Qui pourrait deviner qu'un des derniers témoins de la grande Histoire du XXe siècle vit paisiblement ses vieux jours sur la rive gauche de la Garonne ? Dans le monde, ils ne sont plus qu'une poignée à avoir vécu les mêmes événements. Antoine Pinol, 94 ans, est l'un des derniers survivants des Brigades internationales.

En 1936, alors que la guerre d'Espagne éclate, plus de 50 000 volontaires du monde entier s'engagent comme lui pour défendre la République Ibérique face à Franco. Un choix naturel pour Antoine qui explique encore aujourd'hui avec passion : « Après le décès de mon père, ma grand-mère et moi avons émigré à Villeneuve-sur-Lot pour travailler. Q

uand la guerre civile a commencé, je suis allé défendre ma patrie ». Aux côtés de personnages aussi célèbres qu'Hemingway, Orwell, Tito, le jeune lieutenant Pinol est blessé à quatre reprises. Après la victoire des forces fascistes, Antoine quitte son pays et rentre en Lot-et-Garonne. Il épouse en 1939 Candide, immigrée espagnole également, et se trouve projeté dans la Seconde Guerre mondiale.

Son engagement en Espagne lui vaut d'être emprisonné au camp de Septfonds dès le début du conflit. Grâce à sa femme, qui se procure des faux papiers, il s'évade et prend le maquis où il intègre le fameux GF 13. Sabotages, ravitaillements, embuscades se succèdent jusqu'en 1945 où il prend part à la bataille de libération de la Gironde. En 1945, à 30 ans, Antoine Pinol, personnage exceptionnel, démarre une vie normale.

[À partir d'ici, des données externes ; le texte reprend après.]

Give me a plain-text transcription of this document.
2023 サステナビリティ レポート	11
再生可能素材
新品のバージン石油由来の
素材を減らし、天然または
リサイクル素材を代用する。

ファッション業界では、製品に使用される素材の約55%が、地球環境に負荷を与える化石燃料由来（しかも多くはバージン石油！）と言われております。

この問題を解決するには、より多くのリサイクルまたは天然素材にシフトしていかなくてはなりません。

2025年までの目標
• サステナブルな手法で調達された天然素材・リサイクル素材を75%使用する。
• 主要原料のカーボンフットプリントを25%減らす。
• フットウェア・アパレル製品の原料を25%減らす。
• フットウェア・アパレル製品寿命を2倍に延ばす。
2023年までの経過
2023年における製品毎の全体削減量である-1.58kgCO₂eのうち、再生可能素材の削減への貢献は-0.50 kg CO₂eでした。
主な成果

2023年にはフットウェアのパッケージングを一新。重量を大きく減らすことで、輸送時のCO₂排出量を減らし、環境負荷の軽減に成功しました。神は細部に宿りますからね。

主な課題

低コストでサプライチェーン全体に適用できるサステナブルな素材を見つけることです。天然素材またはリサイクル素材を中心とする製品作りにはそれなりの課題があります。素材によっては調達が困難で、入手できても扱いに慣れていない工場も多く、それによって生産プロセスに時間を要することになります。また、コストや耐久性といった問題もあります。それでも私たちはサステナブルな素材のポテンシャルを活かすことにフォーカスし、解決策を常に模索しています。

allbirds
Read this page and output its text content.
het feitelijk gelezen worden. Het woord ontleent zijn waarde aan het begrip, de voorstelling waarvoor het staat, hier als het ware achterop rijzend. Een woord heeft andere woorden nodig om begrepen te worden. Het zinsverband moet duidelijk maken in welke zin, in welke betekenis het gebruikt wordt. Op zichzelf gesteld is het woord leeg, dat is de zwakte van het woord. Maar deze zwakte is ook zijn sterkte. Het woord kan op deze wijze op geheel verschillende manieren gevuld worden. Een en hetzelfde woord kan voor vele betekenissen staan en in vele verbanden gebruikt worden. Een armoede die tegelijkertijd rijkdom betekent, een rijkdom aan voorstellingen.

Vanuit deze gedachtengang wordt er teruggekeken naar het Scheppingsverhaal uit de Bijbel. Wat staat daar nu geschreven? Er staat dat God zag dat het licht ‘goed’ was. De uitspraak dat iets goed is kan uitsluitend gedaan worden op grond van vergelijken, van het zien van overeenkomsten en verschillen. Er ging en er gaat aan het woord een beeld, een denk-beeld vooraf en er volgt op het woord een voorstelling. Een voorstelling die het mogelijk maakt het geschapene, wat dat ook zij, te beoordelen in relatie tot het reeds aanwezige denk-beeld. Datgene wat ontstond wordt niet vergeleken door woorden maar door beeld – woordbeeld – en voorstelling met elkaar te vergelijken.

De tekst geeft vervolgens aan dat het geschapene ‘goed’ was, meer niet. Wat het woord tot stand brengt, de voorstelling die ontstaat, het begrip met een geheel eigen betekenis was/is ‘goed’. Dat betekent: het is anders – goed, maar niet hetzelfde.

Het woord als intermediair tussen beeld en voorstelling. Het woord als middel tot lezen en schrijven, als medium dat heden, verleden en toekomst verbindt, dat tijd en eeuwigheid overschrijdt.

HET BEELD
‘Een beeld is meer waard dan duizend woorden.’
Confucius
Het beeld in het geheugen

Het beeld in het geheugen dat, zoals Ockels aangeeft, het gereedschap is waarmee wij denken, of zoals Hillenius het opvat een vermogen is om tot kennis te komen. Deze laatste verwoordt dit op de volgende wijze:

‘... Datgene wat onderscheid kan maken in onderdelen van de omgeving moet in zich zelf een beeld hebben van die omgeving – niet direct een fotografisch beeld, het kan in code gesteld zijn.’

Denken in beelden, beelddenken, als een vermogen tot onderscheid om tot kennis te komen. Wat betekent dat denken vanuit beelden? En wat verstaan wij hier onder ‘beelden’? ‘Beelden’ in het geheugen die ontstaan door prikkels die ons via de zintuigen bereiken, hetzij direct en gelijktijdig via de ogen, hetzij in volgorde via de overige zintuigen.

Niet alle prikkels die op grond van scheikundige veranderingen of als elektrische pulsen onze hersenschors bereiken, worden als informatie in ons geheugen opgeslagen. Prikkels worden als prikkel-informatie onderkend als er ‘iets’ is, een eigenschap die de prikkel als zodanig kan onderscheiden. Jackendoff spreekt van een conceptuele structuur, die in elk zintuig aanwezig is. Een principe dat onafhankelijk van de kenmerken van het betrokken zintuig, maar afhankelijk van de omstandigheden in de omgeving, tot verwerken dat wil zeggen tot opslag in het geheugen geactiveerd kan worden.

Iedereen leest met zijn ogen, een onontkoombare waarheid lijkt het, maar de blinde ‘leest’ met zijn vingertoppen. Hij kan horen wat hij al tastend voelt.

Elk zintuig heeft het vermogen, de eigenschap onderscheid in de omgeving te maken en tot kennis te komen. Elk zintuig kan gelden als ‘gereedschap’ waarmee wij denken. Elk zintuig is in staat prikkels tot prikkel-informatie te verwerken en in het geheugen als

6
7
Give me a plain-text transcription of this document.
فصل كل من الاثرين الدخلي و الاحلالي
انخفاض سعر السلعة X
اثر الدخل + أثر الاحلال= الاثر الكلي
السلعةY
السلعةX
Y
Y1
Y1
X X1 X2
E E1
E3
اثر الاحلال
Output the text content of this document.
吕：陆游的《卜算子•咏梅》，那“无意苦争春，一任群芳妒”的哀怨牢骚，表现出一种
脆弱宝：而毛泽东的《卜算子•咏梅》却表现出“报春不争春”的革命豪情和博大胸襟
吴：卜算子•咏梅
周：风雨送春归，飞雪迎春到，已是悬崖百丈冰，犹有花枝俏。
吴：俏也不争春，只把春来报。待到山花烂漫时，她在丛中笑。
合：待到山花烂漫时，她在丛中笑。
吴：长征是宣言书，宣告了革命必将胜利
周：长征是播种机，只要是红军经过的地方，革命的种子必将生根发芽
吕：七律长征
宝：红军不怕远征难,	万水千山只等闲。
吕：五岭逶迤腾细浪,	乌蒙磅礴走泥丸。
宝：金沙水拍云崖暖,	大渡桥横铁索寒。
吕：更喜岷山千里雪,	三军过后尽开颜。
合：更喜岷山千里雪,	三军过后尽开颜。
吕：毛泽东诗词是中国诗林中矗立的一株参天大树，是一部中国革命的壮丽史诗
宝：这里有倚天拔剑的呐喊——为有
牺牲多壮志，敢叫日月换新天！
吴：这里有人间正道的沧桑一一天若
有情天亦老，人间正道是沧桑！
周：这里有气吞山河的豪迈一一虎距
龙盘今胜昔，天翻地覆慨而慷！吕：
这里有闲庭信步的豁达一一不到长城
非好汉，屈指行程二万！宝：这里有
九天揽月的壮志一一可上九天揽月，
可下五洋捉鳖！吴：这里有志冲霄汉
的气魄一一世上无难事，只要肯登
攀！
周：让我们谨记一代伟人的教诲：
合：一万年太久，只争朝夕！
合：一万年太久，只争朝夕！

Quand on lui demande s'il a conscience d'avoir eu une vie extraordinaire, il répond vigoureusement : « Non, je n'ai fait que mon devoir, je me suis battu pour la liberté ». Un combat qui a suscité l'intérêt d'un journaliste parisien qui a écrit un livre sur lui en 2006*. Mais ne lui demandez surtout pas une signature, il serait capable de vous chasser de chez lui et il en a encore l'énergie. Sans enfant, sa femme Candide regrette : « Toute notre jeunesse a été prise par la guerre, après il a fallu travailler pour s'en sortir, alors les enfants… »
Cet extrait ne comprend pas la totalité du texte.